1. Group of Applied Physics, University of Geneva, CH-1211 Geneva 4, Switzerland
2. Danish National Research Foundation Center for Quantum Optics (QUANTOP), Institute for Physics and Astronomy, University of Aarhus, Denmark
3. These authors contributed equally to this work

Correspondence to: N. Gisin¹ Correspondence and requests for materials should be addressed to N.G. (e-mail: Email: Nicolas.Gisin@Physics.Unige.ch).

Abstract

Matter and energy cannot be teleported (that is, transferred from one place to another without passing through intermediate locations).

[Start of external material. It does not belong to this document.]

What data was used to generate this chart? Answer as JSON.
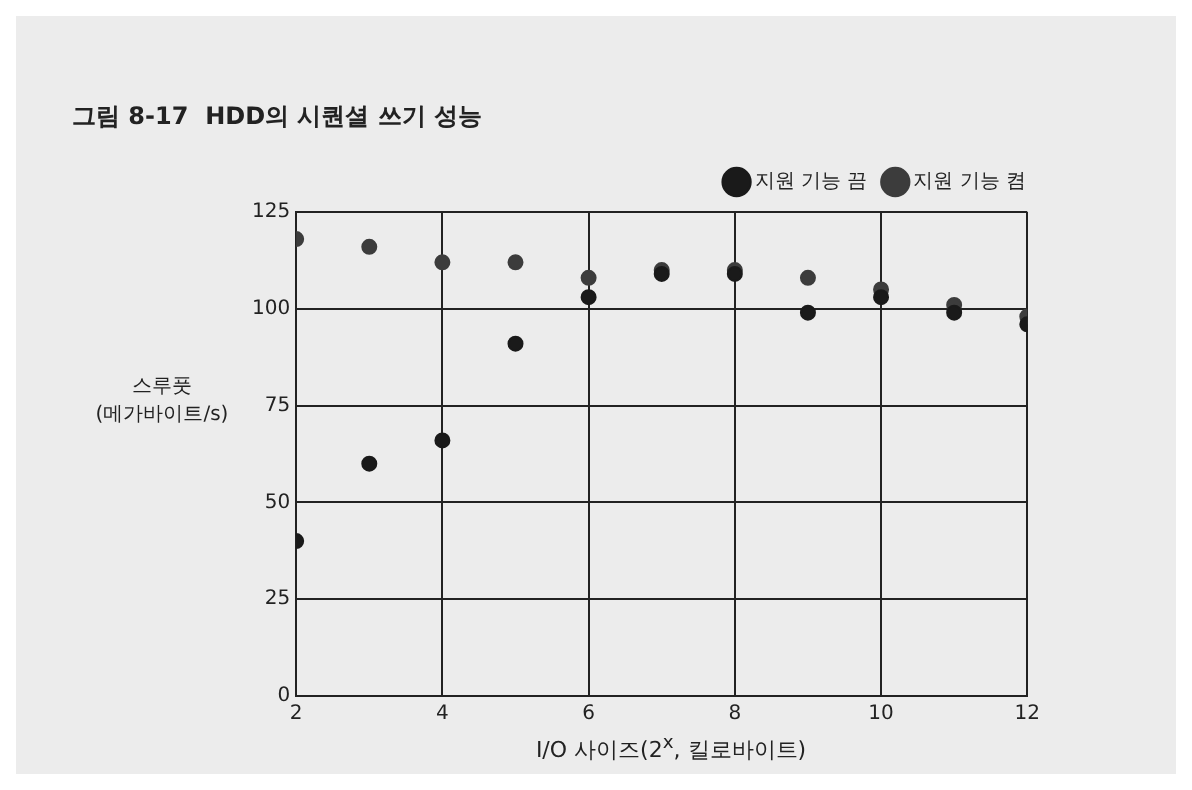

However, teleportation of quantum states (the ultimate structure of objects) is possible¹: only the structure is teleported—the matter stays at the source side and must be already present at the final location. Several table-top experiments have used qubits^{2, 3, 4, 5, 6, 7} (two-dimensional quantum systems) or continuous variables^{8, 9, 10} to demonstrate the principle over short distances. Here we report a long-distance experimental demonstration of probabilistic quantum teleportation. Qubits carried by photons of 1.3 m wavelength are teleported onto photons of 1.55 m wavelength from one laboratory to another, separated by 55 m but connected by 2 km of standard telecommunications fibre. The first (and, with foreseeable technologies, the only) application of quantum teleportation is in quantum communication, where it could help to extend quantum cryptography to larger distances^{11, 12, 13}.